# CS549 Machine Learning 
# Assignment 2: Linear Regression Model

**Total: 5 points**

The goal of this homework assignment is to practice the Python implementation the **gradient descent** method for training linear regression models. See detailed instructions below. 

---

## Overview
The task is to build a linear regression model that predicts the GPAs of university students from two features, Math SAT and Verb SAT. 
- Task 1) Prepare the feature matrix $X$ and label vector $y$.
- Task 2) Train the model using Gradient Descent method.

## Datasets
The file *sat_gpa.csv* contains all training and testing data. It has 105 rows and 3 columns. Each row is the record of a student. The three columns are <u>Math SAT score</u>, <u>Verb SAT score</u>, and <u>University GPA</u>. The first two columns are the features, and the third is the label. All data points are used as the training set.

---

## Import packages

In [3]:
import numpy as np
from numpy.linalg import inv # Used for computing the inverse of matrix

import matplotlib.pyplot as plt
# Use `pip install matplotlib` in command line if matplotlib is not installed

---
## Load data and preprocessing

In [4]:
# Load data 
data = np.loadtxt(open('sat_gpa.csv'), delimiter=',')
print('shape of original data:', data.shape) # Check if data is 105 by 3

# Normalize data
data_norm = data / data.max(axis=0)

shape of original data: (105, 3)


---
## Task 1
**1 point**

Prepare the feature matrix $X$ and label vector $y$.

In [5]:
# Create matrix X and y
# X has three columns: 
#   - The first column contain all 1s, which is for the intercept
#   - The second and third columns contain features, i.e., the 1st and 2nd columns of data_norm
# y has one column, which is the 3rd column of data_norm

X = np.ones_like(data_norm)

#### START YOUR CODE ####
X[:, 1:3] = data_norm[:, 0:2]
y = data_norm[:,2]
#### END YOUR CODE ####

#### DO NOT CHANGE THE CODE BELOW ####
# Check if the 2nd and 3rd columns of X have equal values as the 1st and 2nd columns of data_norm
print(np.array_equal(X[:,1:3], data_norm[:,0:2]))
# Check if y equals the last column of data_norm
print(np.array_equal(y, data_norm[:,-1]))

True
True


### Expected ouput
True<br>
True

---

## Task 2
**4 points**

Implement the Gradient Descent method for linear regression.

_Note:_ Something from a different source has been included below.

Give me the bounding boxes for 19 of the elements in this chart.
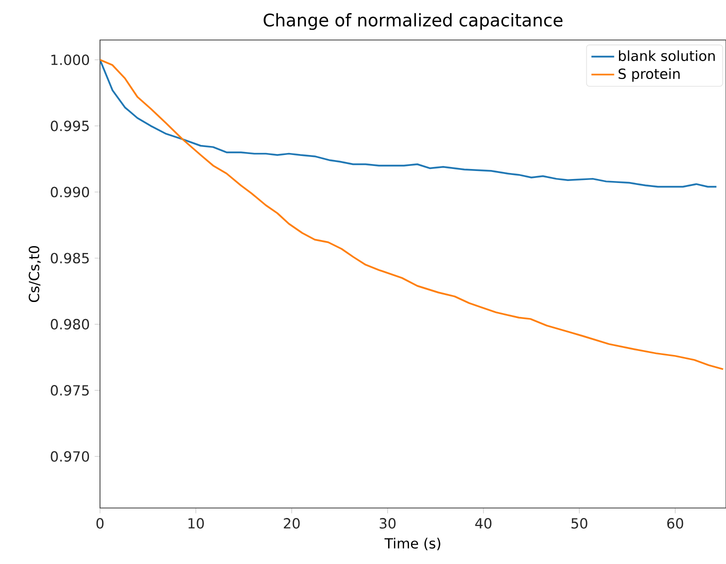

The cost function: $J(\theta_0, \theta_1, \theta_2) = \frac{1}{2m}\sum_i (\hat{y}^{(i)} - y^{(i)})^2 = \frac{1}{2m}\sum_i (\theta_0 + \theta_1 x_1^{(i)} + \theta_2 x_2^{(i)} - y^{(i)})^2$

Gradients w.r.t. parameters: $\frac{\partial J}{\partial \theta} = \begin{cases}\frac{\partial J}{\partial \theta_0}\\ \frac{\partial J}{\partial \theta_1}\\ \frac{\partial J}{\partial \theta_2}\\ \end{cases} = \begin{cases}\frac{1}{m}\sum_i (\hat{y}^{(i)} - y^{(i)})\\ \frac{1}{m}\sum_i (\hat{y}^{(i)} - y^{(i)})x_1^{(i)}\\ \frac{1}{m}\sum_i (\hat{y}^{(i)} - y^{(i)})x_2^{(i)}\\\end{cases}$

The formula to update parameters at each iteration: $\theta := \theta - \alpha * \frac{\partial J}{\partial \theta}$

Note that $X$, $y$, and $\theta$ are all vectors (numpy arrays), and thus the operations above should be implemented in a vectorized fashion. Use `numpy.sum()`, `numpy.dot()` and other vectorized functions, and avoid writing `for` loops in Python.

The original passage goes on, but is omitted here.